Authors:S L Spinelli   S A Consaul     E M Phizicky
Affiliation:Department of Biochemistry and Biophysics, University of Rochester School of Medicine, New York 14642, USA.
Abstract:tRNA splicing is essential in yeast and humans and presumably all eukaryotes. The first two steps of yeast tRNA splicing, excision of the intron by endonuclease and joining of the exons by tRNA ligase, leave a splice junction bearing a 2'-phosphate. Biochemical analysis suggests that removal of this phosphate in yeast is catalyzed by a highly specific 2'-phosphotransferase that transfers the phosphate to NAD to form ADP-ribose 1"-2" cyclic phosphate. 2'-Phosphotransferase catalytic activity is encoded by a single essential gene, TPT1, in the yeast Saccharomyces cerevisiae.
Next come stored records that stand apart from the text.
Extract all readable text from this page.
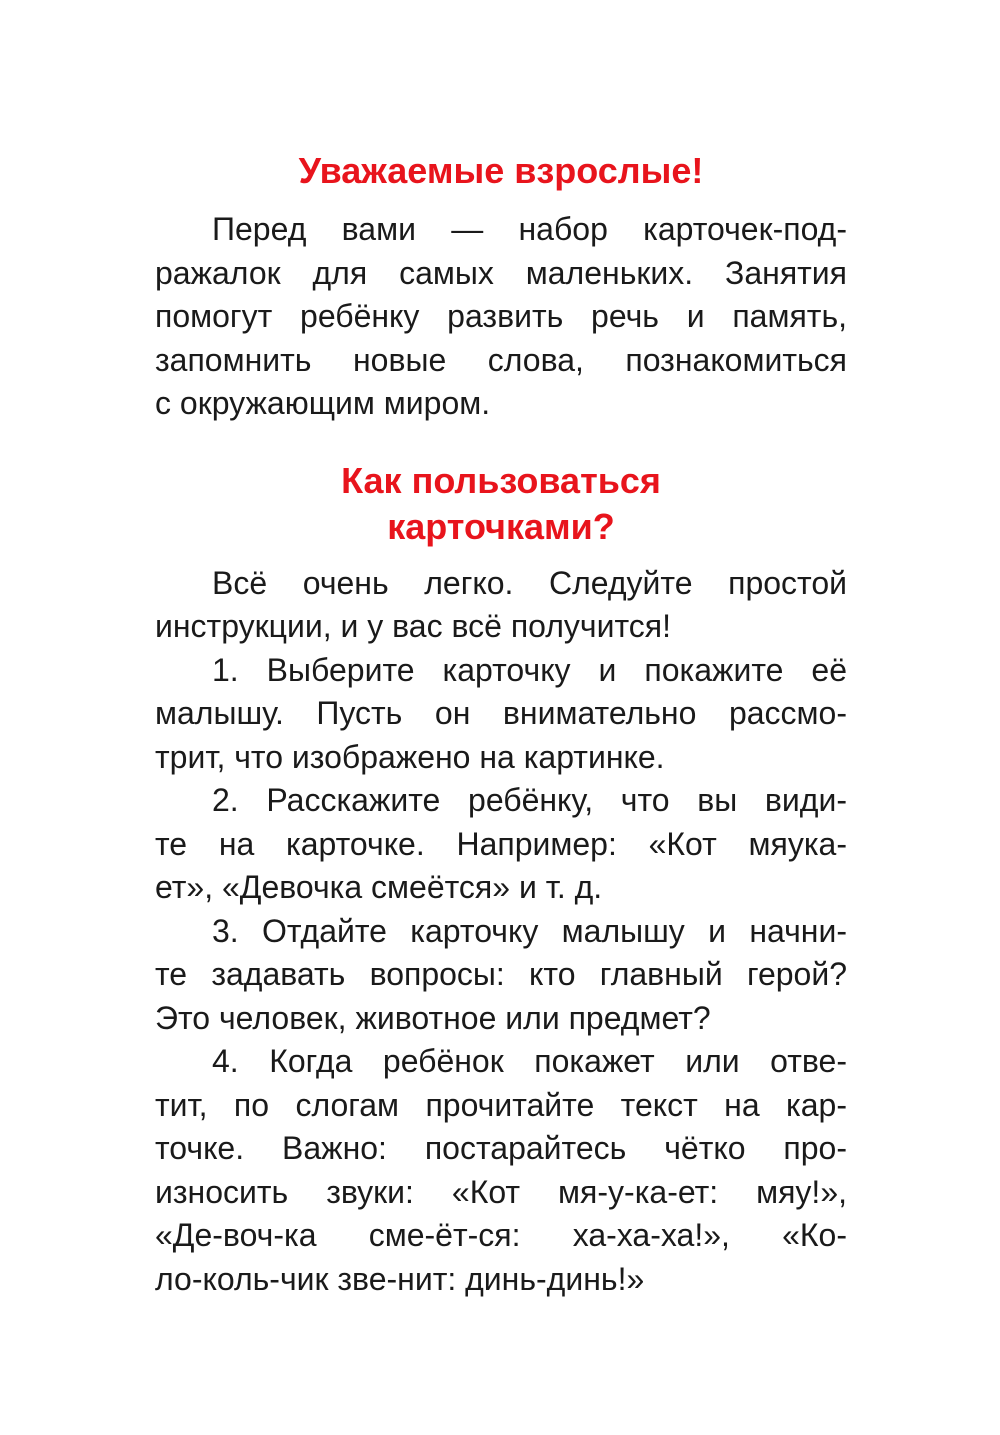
Уважаемые взрослые!

Перед вами — набор карточек-под-
ражалок для самых маленьких. Занятия
помогут ребёнку развить речь и память,
запомнить новые слова, познакомиться
с окружающим миром.

Как пользоваться
карточками?

Всё очень легко. Следуйте простой
инструкции, и у вас всё получится!

1. Выберите карточку и покажите её
малышу. Пусть он внимательно рассмо-
трит, что изображено на картинке.

2. Расскажите ребёнку, что вы види-
те на карточке. Например: «Кот мяука-
ет», «Девочка смеётся» и т. д.

3. Отдайте карточку малышу и начни-
те задавать вопросы: кто главный герой?
Это человек, животное или предмет?

4. Когда ребёнок покажет или отве-
тит, по слогам прочитайте текст на кар-
точке. Важно: постарайтесь чётко про-
износить звуки: «Кот мя-у-ка-ет: мяу!»,
«Де-воч-ка сме-ёт-ся: ха-ха-ха!», «Ко-
ло-коль-чик зве-нит: динь-динь!»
We show here that Tpt1 protein is responsible for the dephosphorylation step of tRNA splicing in vivo because, during nonpermissive growth, conditional lethal tpt1 mutants accumulate 2'-phosphorylated tRNAs from eight different tRNA species that are known to be spliced. We show also that several of these tRNAs are undermodified at the splice junction residue, which is always located at the hypermodified position one base 3' of the anticodon. This result is consistent with previous results indicating that modification of the hypermodified position occurs after intron excision in the tRNA processing pathway, and implies that modification normally follows the dephosphorylation step of tRNA splicing in vivo.